The drawings all explain the present invention in detail. Fig. 1 is a block diagram of a vehicle collision warning system, Fig. 2 is a flowchart showing signal processing, and Fig. 3 is a flowchart showing driving situation determination based on vehicle speed and the amount of change in vehicle speed. Figure 4 is a diagram explaining the concept of determining the driving situation using a fuzzy set that adds probability to the relationship between vehicle speed and vehicle speed change. Figure 5 is a diagram explaining the concept of determining the driving situation based on the relationship between A diagram explaining the concept when determining the situation based on the constant speed driving distance or the maximum and minimum vehicle speeds. Figure 6 is a diagram showing the driver's driving sense tendency characteristics. Figure 7 is the warning range in the warning algorithm. FIG. (Main symbols) 1 Vehicle distance measurement section 2 Vehicle speed signal transmission section 3 Signal processing section

Claims (1)

[Claims] 1. A warning is issued when the distance between the host vehicle and the vehicle traveling ahead, as measured by the vehicle distance measurement unit, falls within a warning range determined according to the vehicle speed of the host vehicle. In a vehicle collision warning system having a warning algorithm, the driving situation of the vehicle is classified according to the degree of difficulty of driving, and the driver's driving sense tendency is defined using the vehicle speed and the distance from the vehicle traveling in front as parameters. A standard value of the driving sense tendency is set for each of the above classified driving situations, and the driver's driving sense tendency is calculated from the standard value of the driving sense tendency set for the above driving situation class to which the own vehicle is traveling. A vehicle collision warning system that calculates a deviation value of a driving sense tendency and changes the warning range of the above-mentioned warning algorithm in accordance with the deviation value of the driving sense tendency. 2. The vehicle collision warning system according to claim 1, wherein the classification of driving situations is performed using vehicle speed and the amount of change in the vehicle speed within a set time as parameters. 3. In the vehicle collision warning system according to claim 2, the class of driving situation to which the own vehicle belongs is determined based on a fuzzy set including the probability that the current driving will belong to the class. A vehicle collision warning system in which the reference value of the driving sensation tendency is changed according to the above probability. 4. The vehicle collision warning system according to claim 1, wherein the classification of the driving situation is performed based on the range of the driving situation judgment value S defined by the following equation.
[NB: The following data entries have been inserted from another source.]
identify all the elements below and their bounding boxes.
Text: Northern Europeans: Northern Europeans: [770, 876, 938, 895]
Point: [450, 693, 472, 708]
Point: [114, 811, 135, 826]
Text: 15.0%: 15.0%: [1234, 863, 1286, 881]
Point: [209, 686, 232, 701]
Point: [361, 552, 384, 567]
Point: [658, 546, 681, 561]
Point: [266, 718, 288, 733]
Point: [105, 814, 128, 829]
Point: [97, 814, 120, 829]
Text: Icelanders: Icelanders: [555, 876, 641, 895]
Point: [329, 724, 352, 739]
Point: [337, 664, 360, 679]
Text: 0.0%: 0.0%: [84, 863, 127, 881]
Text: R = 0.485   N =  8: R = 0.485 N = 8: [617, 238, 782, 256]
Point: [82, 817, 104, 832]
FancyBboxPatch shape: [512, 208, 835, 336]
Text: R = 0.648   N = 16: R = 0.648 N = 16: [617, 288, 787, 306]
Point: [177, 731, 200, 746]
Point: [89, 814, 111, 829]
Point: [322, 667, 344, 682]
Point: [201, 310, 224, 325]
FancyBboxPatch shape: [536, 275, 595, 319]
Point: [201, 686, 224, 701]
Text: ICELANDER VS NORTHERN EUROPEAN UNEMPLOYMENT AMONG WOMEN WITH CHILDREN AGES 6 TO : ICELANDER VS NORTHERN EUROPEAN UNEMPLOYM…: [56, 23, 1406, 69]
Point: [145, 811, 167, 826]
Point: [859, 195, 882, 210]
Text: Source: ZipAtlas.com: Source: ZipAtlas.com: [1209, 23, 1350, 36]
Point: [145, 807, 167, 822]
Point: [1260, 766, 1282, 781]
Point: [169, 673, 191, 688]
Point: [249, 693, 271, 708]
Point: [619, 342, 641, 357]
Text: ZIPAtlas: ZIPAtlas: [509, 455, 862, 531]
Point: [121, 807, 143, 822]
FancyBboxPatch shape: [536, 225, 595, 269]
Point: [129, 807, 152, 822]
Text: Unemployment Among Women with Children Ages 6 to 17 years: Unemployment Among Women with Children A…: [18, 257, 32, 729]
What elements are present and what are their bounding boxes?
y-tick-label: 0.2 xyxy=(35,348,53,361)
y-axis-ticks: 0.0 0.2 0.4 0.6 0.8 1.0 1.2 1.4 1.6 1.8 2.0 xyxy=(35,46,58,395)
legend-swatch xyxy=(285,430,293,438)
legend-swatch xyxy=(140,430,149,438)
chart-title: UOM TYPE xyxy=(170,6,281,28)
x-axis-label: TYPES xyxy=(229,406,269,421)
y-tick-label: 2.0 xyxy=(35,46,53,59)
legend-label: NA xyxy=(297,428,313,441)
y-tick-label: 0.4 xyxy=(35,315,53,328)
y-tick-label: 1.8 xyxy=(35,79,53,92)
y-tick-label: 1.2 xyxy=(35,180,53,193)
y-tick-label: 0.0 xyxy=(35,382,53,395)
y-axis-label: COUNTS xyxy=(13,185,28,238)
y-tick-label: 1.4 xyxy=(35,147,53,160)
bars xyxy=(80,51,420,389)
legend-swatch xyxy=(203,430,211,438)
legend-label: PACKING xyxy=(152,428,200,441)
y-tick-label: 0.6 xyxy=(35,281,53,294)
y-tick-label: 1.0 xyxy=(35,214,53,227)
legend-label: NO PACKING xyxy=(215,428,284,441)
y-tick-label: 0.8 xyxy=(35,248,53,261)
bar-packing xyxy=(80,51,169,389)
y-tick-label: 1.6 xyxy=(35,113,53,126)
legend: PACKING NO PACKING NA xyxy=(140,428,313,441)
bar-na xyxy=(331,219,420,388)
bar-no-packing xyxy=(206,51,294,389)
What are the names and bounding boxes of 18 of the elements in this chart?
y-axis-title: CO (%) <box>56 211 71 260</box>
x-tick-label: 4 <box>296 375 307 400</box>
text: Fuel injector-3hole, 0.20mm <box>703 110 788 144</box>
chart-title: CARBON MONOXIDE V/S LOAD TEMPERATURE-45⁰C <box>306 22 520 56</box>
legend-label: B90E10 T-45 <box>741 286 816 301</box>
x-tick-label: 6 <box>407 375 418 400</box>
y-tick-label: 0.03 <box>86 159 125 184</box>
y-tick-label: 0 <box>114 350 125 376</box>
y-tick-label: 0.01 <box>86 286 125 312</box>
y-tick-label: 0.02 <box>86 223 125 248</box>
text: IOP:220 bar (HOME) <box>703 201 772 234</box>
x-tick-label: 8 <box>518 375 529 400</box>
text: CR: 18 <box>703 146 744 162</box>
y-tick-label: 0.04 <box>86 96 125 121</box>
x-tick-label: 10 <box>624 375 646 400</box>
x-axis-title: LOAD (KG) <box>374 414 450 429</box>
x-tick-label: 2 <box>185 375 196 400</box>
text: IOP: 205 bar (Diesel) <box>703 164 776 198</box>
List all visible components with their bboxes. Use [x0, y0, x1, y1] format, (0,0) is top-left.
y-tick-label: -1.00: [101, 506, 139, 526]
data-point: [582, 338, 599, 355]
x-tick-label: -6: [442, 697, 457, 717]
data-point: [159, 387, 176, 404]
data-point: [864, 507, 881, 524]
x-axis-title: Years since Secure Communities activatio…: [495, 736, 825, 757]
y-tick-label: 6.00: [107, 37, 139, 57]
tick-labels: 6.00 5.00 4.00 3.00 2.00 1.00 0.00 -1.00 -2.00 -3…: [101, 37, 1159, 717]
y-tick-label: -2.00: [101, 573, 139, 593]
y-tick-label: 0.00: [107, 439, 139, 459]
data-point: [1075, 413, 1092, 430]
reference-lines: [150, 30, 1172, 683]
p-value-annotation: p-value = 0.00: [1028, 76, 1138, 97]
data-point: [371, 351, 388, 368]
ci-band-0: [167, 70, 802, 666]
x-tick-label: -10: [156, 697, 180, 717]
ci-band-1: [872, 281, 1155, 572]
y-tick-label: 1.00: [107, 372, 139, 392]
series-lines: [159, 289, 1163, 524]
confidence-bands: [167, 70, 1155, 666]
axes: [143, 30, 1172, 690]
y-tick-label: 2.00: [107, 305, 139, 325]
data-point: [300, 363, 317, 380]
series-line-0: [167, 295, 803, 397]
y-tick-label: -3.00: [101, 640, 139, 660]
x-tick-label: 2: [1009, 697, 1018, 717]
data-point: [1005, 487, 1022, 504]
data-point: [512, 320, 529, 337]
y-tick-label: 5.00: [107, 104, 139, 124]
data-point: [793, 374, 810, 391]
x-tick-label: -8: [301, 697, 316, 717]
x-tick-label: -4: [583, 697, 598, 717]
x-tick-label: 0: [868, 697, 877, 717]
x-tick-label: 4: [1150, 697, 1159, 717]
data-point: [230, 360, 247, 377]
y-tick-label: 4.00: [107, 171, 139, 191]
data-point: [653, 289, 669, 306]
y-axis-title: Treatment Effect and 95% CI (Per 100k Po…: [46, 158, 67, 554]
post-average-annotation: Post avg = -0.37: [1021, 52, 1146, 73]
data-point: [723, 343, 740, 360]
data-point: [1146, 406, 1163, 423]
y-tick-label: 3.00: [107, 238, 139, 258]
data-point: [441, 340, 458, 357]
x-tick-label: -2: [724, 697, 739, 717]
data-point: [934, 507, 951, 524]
S=ΣVi・Ti However, Vi is the vehicle speed sample during constant speed driving extracted within a certain period of time, and Ti is the time the vehicle traveled at the vehicle speed Vi. 5. The vehicle collision warning system according to claim 4, wherein the driving situation determination value S is changed as shown in the following equation. S=L/(VM-VN) However, L, VM, and VN are the distance traveled within a certain period of time, the maximum vehicle speed, and the minimum vehicle speed, respectively.